El virus de la violencia
Hace unos meses comenzó un movimiento social en Chile que busca demandas justas como la mejora de pensiones a los adultos mayores, sueldos más dignos y otras; situaciones que han denunciado abiertamente y de forma reiterada muchos pastores de las iglesias.
Pero ese movimiento social fue desviado hacia otros intereses ideológicos, postergando las urgentes demandas sociales, privilegiando una vorágine de violencia que siembra destrucción, caos y empobrece aún más a los pobres, que en estas circunstancias serán siempre los más perjudicados. Atacando también con fobia irracional a las iglesias cristianas y todo aquello que el propio pueblo valora por considerarlo sagrado o un bien cultural común. Curiosamente en este contexto surgen voces, incluso desde la vereda de la Iglesia, que descalifican a los sacerdotes, al pueblo fiel de Dios y a su fe.

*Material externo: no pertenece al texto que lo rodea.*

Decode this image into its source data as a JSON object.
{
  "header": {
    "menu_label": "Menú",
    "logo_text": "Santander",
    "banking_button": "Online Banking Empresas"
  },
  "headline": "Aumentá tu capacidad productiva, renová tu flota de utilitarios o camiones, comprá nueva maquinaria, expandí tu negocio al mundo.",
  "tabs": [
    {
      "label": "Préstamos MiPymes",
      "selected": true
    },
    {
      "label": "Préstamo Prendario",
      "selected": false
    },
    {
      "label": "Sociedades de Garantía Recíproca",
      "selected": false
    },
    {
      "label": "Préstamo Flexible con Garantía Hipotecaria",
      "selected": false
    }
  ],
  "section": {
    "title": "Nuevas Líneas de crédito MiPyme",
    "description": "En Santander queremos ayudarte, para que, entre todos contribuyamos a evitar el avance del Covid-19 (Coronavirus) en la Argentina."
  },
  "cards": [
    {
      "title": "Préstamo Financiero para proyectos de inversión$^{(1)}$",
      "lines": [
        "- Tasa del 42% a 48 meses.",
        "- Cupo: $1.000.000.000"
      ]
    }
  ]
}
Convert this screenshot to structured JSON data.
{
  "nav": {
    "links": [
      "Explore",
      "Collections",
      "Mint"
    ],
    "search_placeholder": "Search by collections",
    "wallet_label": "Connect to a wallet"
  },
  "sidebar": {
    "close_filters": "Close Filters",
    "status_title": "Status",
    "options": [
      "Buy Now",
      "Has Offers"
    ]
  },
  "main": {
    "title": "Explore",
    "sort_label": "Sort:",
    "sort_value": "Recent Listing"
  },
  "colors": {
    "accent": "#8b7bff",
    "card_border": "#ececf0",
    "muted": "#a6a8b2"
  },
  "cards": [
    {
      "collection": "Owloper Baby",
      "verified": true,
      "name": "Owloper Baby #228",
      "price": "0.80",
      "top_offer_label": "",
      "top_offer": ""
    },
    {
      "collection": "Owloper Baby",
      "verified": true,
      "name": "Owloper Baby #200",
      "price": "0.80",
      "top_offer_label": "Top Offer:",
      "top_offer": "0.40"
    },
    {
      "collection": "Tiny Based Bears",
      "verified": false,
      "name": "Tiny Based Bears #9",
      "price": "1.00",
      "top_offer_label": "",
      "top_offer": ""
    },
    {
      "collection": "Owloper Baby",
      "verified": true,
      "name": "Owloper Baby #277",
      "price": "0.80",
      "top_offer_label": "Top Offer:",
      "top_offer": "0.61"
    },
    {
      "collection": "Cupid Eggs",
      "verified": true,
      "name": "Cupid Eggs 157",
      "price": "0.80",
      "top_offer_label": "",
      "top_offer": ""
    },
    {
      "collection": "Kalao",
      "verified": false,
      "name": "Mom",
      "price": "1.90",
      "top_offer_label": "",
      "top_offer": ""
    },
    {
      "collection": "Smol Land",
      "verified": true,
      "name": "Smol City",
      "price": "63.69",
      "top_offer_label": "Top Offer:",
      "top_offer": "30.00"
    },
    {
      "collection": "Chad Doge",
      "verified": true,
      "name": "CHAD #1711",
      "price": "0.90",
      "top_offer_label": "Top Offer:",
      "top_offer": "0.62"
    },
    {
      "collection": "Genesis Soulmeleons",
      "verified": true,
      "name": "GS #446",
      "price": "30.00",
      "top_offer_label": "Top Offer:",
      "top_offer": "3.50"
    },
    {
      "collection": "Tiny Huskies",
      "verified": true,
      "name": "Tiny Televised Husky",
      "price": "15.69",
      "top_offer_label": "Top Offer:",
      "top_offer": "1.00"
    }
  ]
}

Pero la acción violenta y sus frutos de muerte, de división, no son el camino que nos donó Dios en su Hijo, Jesús. Somos llamados al amor, se nos reconocerá como discípulos de Cristo, en tanto amemos a quienes se sitúan como enemigos y si oramos por quienes nos persiguen; al contrario, si amamos solo a quienes nos aman y piensan como nosotros, ¿en que nos diferenciamos de los violentos?
Ninguna ley humana, ninguna política pública, ninguna acción del hombre podrá traer la justicia, la equidad, la paz, el respeto a la dignidad que todos, sin excepción, anhelamos, si no está enraizada en la Palabra: Cristo. Por ello urgen los cristianos coherentes con el Evangelio en la vida pública y privada.
Al respecto es oportuna la reflexión de San Alberto Hurtado en su libro Moral Social, cuando señala que: “El Hijo de Dios, al unirse una naturaleza humana, elevó en ella a todo el género humano (...) El que acepta la Encarnación la debe aceptar con todas sus consecuencias (...) Si no vemos a Cristo en el hombre que codeamos a cada momento es porque nuestra fe es tibia y nuestro amor imperfecto. Por esto san Juan nos dice: «Si no amamos al prójimo a quien vemos ¿cómo podremos amar a Dios a quien no vemos?»”.
Hermanos, recordemos el Evangelio de San Juan cuando Jesús aparece en medio de los apóstoles, que estaban asustados y temerosos; levantando sus manos les concede la paz y el fruto de ésta en los discípulos fue la alegría. Hoy nuevamente el Señor nos muestra sus manos, heridas, pero gloriosas; para consolarnos y llenarnos de ese gozo que nadie más que Él puede conceder cuando nos toca con su Espíritu. ¡No teman! dice el Señor.
Así entonces, unidos a Cristo demos una buena batalla, con las armas de la fe. No olvidemos la promesa de la Santísima Virgen María en Fátima: “Al final mi Inmaculado Corazón triunfará”. Y en este momento de prueba invoquemos a San Miguel Arcángel proclamando con él: “¡¿Quién como Dios?!”